Sometimes the thought crosses my mind civilization hinges on whether or not I rise in the morning and make my bed. Remnants of a bootstrap rearing inform my thinking on such matters. More than a mindless response, such thoughts honor those who came before me and discovered for themselves wisdom’s stretch across the ages. Sure, challenging that wisdom manifests itself in adolescent slumber, but life eventually unfolds the truth honor is reason enough. Fortune nods to those nodding back.
“Now a certain man was there who had an infirmity thirty-eight years. When Jesus saw him lying there and knew that he already had been in that condition a long time, He said to him, ‘Do you want to be made well?’ The sick man answered Him, ‘Sir, I have no man to put me into the pool when the water is stirred up; but while I am coming, another steps down before me.’ Jesus said to him, ‘Rise, take up your bed and walk’” (John 5: 5-8, NKJV).

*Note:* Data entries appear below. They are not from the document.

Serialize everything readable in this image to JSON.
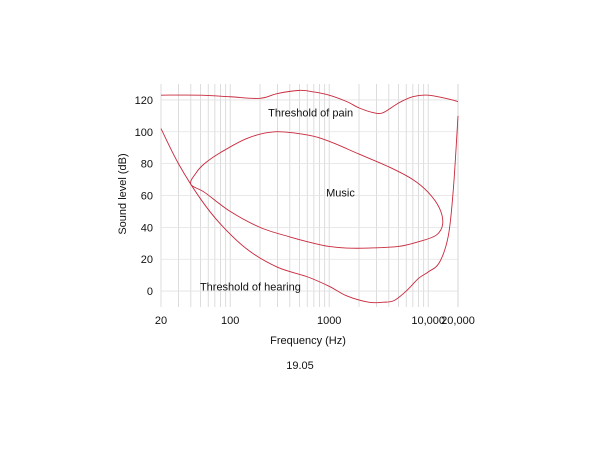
{
  "chart_data": {
    "type": "line",
    "xscale": "log",
    "xlim": [
      20,
      20000
    ],
    "ylim": [
      -10,
      130
    ],
    "xlabel": "Frequency (Hz)",
    "ylabel": "Sound level (dB)",
    "xticks": [
      {
        "value": 20,
        "label": "20"
      },
      {
        "value": 100,
        "label": "100"
      },
      {
        "value": 1000,
        "label": "1000"
      },
      {
        "value": 10000,
        "label": "10,000"
      },
      {
        "value": 20000,
        "label": "20,000"
      }
    ],
    "yticks": [
      0,
      20,
      40,
      60,
      80,
      100,
      120
    ],
    "grid": true,
    "curve_color": "#c8283c",
    "series": [
      {
        "label": "Threshold of pain",
        "x": [
          20,
          50,
          100,
          200,
          300,
          500,
          700,
          1000,
          1500,
          2000,
          2800,
          3500,
          5000,
          7000,
          10000,
          15000,
          20000
        ],
        "y": [
          123,
          123,
          122,
          121,
          124,
          126,
          125,
          123,
          119,
          115,
          112,
          112,
          118,
          122,
          123,
          121,
          119
        ]
      },
      {
        "label": "Music",
        "closed": true,
        "x": [
          40,
          45,
          55,
          80,
          150,
          280,
          600,
          1000,
          2000,
          4000,
          7000,
          10000,
          13000,
          14000,
          12000,
          8000,
          5000,
          2500,
          1500,
          1000,
          700,
          400,
          200,
          100,
          55,
          40
        ],
        "y": [
          67,
          74,
          80,
          87,
          96,
          100,
          98,
          94,
          86,
          78,
          70,
          62,
          52,
          42,
          35,
          31,
          28,
          27,
          27,
          28,
          30,
          34,
          40,
          50,
          62,
          67
        ]
      },
      {
        "label": "Threshold of hearing",
        "x": [
          20,
          30,
          50,
          80,
          150,
          300,
          600,
          1000,
          1500,
          2500,
          3500,
          4500,
          6000,
          8000,
          10000,
          13000,
          16000,
          18000,
          20000
        ],
        "y": [
          102,
          80,
          58,
          42,
          26,
          15,
          9,
          3,
          -3,
          -7,
          -7,
          -6,
          0,
          8,
          12,
          18,
          35,
          65,
          110
        ]
      }
    ],
    "annotations": [
      {
        "text": "Threshold of pain",
        "x": 650,
        "y": 112
      },
      {
        "text": "Music",
        "x": 1300,
        "y": 62
      },
      {
        "text": "Threshold of hearing",
        "x": 160,
        "y": 3
      }
    ],
    "figure_number": "19.05"
  }
}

Life moves me past the literal, historical and allegorical meaning of this story. My years allot me but snippets of first-century culture and meaning. Some things I can accept without much effort. After all, I am a bottom line, let’s get it done, move to the point type of person. Let me suggest Jesus spoke in the story like a man who knows the outcome of what he is saying.
The story conveys the obvious. There also exists practical advice. “Rise,” Jesus said. And rise we must if we are to move past life’s eddies. But rise also means to grow up, to leave behind childish excuses no longer valid for the spiritual journey ahead. Rise implies going somewhere, maybe the outcome Jesus had in mind.
“Take up your bed (1st-century version of make up your bed),” Jesus said. During a christening ceremony in our church, the liturgy includes the words “we will so order our lives after the example of Christ.” More than a recitation, a promise is being made to the child. But it means what it says. We are to order our lives after Christ. It ain’t easy to make up your bed every day. Life ordering takes commitment.
Ephesians 2:10 says, “For we are His workmanship, created in Christ Jesus for good works, which God prepared beforehand that we should walk in them.”
The hardest thing to do is turn the clock forward and look backward. In between, we walk. And in walking and running through experiences during the in-between, a bad decision yesterday never prevents a good one today. Redemption evades the sedentary man while a walking man stumbles into its grace.
The man in our story is every man. Unrecorded is his name, occupation and infirmity. If not for his encounter with Jesus, he is lost to history. But Jesus addressed him with a purpose, the same purpose for every man – rise, get up and walk.
And so, I rise.
“Those who have ears to hear, let them hear” (Matthew 11:15, NKJV).